Min was also feeling mellow, as he had his feet up on the doctor’s desk; obviously Dr Joseph had the knack of putting his patients at their ease.

I was feeling tense, but very happy that Min had broken his silence. We now knew he could speak!

"What else has he said?" I asked.

"Very little. Min seems to have extremely limited speech," continued the doctor. "That could be because of mental backwardness."

"Has he said anything about his family? His address?" I asked.

"Not yet. I don’t think he has the mental ability to understand a concept like ‘address’. He hasn’t mentioned any family."

"Do you think we’ll find his family?"

"Very unlikely."

"He still seems a bit dazed or even drunk," I said. "He shakes a lot. Could you reduce the strength of the drugs you’re giving him?"

"Yes, later we’ll reduce the strength.
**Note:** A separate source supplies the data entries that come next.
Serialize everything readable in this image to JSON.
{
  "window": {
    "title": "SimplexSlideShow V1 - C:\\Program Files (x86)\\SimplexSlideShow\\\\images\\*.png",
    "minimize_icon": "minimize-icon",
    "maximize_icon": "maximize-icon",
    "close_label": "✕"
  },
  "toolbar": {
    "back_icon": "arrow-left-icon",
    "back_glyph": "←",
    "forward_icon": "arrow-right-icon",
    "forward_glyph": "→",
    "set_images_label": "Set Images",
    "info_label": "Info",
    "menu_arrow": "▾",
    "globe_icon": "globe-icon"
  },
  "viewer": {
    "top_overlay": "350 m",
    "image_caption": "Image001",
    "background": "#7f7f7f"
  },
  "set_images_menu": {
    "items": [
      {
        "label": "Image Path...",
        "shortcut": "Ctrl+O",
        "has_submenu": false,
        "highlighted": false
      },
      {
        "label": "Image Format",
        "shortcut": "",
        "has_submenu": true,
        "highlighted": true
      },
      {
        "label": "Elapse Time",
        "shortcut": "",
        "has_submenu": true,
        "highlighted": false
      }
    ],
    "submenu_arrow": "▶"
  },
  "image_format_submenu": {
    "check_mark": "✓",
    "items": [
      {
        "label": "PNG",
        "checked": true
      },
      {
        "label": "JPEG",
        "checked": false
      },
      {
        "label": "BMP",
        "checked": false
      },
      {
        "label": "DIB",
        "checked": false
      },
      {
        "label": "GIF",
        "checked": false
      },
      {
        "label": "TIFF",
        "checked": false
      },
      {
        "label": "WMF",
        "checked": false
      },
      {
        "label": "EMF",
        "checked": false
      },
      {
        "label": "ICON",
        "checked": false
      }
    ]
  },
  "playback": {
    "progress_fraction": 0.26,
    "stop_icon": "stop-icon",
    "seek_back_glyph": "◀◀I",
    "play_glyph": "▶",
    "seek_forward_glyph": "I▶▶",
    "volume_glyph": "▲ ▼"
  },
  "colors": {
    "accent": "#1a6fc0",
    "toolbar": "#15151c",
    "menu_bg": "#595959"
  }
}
The drugs are to keep him peaceful and bring him out of his depression."

"Can I take Min out for a trip to the shops?"

"Of course."

We returned to the fast food restaurant and bought great big ice cream cones. Min grinned wickedly, licked his vanilla ice, and then swiftly jabbed it against my face. He shrieked like a happy two year old. Well, it was progress of a sort. I wiped my face clean, paid the bill to a bemused girl, and returned to the clinic. I didn’t mind getting a little taste of his food as long as he was happy. In earlier days I would never have imagined that an apparently mentally backward child could play an important role in my life; Min had filled a gap.